While we live pretty far inland, hurricanes can bring my area directly with high winds, flash flooding and tornado chains. Our first step to prepare for this possible hurricane was to check the computer for the path of Hurricane Earl. Then we had a discussion with the kids all about hurricanes, preparing for them, what we may expect from it and other small variables in-between. Today being Wednesday, a day before it is expected to hit, I will spend getting empty containers ready and filled with water as flash flooding and high winds could cause a power outage. I will make sure the cooler is washed and ready to use with the ice packs to keep our cold food items cold and make sure I have enough candles ready.
Our largest problem has to do with actual real concrete safety for tornado chains and flash flooding. We live in a small trailer on very low land next to woods and 30 feet from a creek bed. However this creek bed becomes a raging torrent of flooded river beds in flash floods, last fall coming dangerously close to our trailer. Our whole yard had flooded out last fall when receiving 4 days straight of heavy rains while I kept a nervous eye on the creek as the raging waters came about 15 feet from our home.
While there may not be much I can do now for safety from tornados nor flooding water, if we continue to stay in this home, is it desperately needed to start on plans for the future. This would require a shelter being built in a way that would also provide us with dry ground for protection from tornados. For the creek I would need to build up the banks so overflowing was not so easily done in heavy rains. Either by sand bags or using branches mortared with mud or something, undoubtedly the banks need to be built up.

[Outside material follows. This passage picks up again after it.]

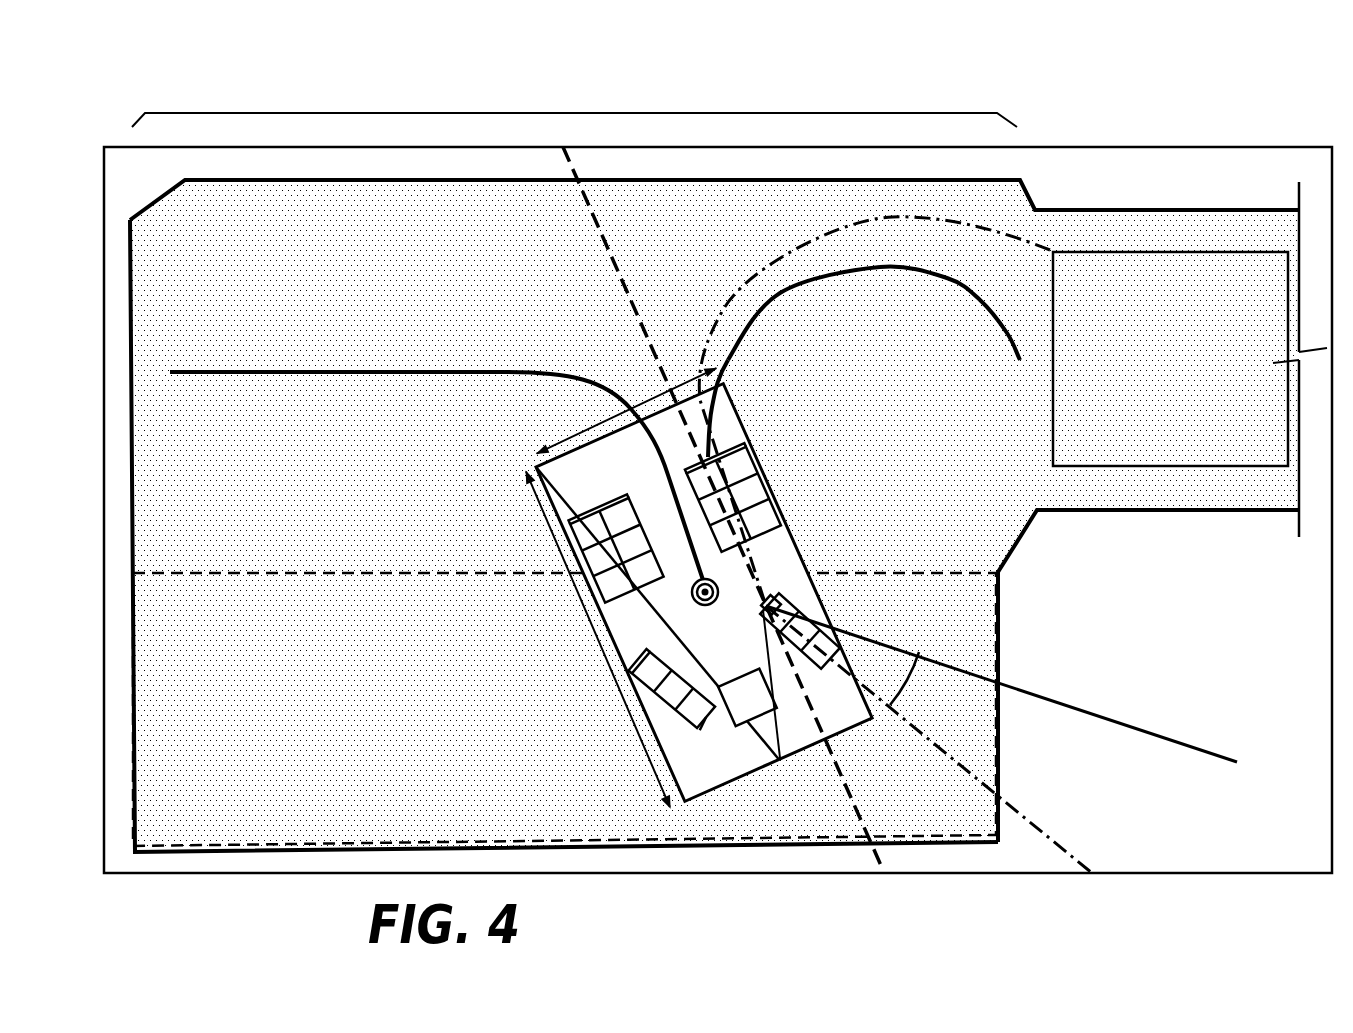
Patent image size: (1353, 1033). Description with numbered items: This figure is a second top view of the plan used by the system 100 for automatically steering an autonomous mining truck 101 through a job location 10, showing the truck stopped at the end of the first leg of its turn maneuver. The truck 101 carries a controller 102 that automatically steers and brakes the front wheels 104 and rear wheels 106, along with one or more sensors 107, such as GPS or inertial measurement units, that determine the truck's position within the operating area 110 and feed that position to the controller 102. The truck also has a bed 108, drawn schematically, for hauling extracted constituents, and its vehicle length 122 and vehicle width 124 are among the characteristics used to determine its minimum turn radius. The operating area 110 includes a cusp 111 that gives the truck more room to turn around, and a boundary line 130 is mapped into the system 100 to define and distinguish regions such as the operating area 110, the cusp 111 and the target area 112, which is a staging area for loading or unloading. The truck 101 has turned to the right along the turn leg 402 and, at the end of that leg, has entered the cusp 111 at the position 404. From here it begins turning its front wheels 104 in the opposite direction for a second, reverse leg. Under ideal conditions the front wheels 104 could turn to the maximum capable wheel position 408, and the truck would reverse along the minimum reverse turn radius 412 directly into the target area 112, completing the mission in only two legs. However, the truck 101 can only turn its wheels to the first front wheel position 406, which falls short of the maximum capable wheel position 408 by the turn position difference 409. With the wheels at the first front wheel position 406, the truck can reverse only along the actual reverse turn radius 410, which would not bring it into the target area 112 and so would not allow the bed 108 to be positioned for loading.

I am not one for severe weather, they truly freak me out and the lack of safety our home provides is extremely un-nerving to me. Being so far inland when we moved here, I never dreamt of the low land presenting such a problem until our first flood. For now we can only prepare the best way we can in ensuring we have water, food and candles and hope for the best. It may not be much, but it is about all we can do for now and only work towards a future plan that would provide the safety really needed. Hmmmmm I may want a boat!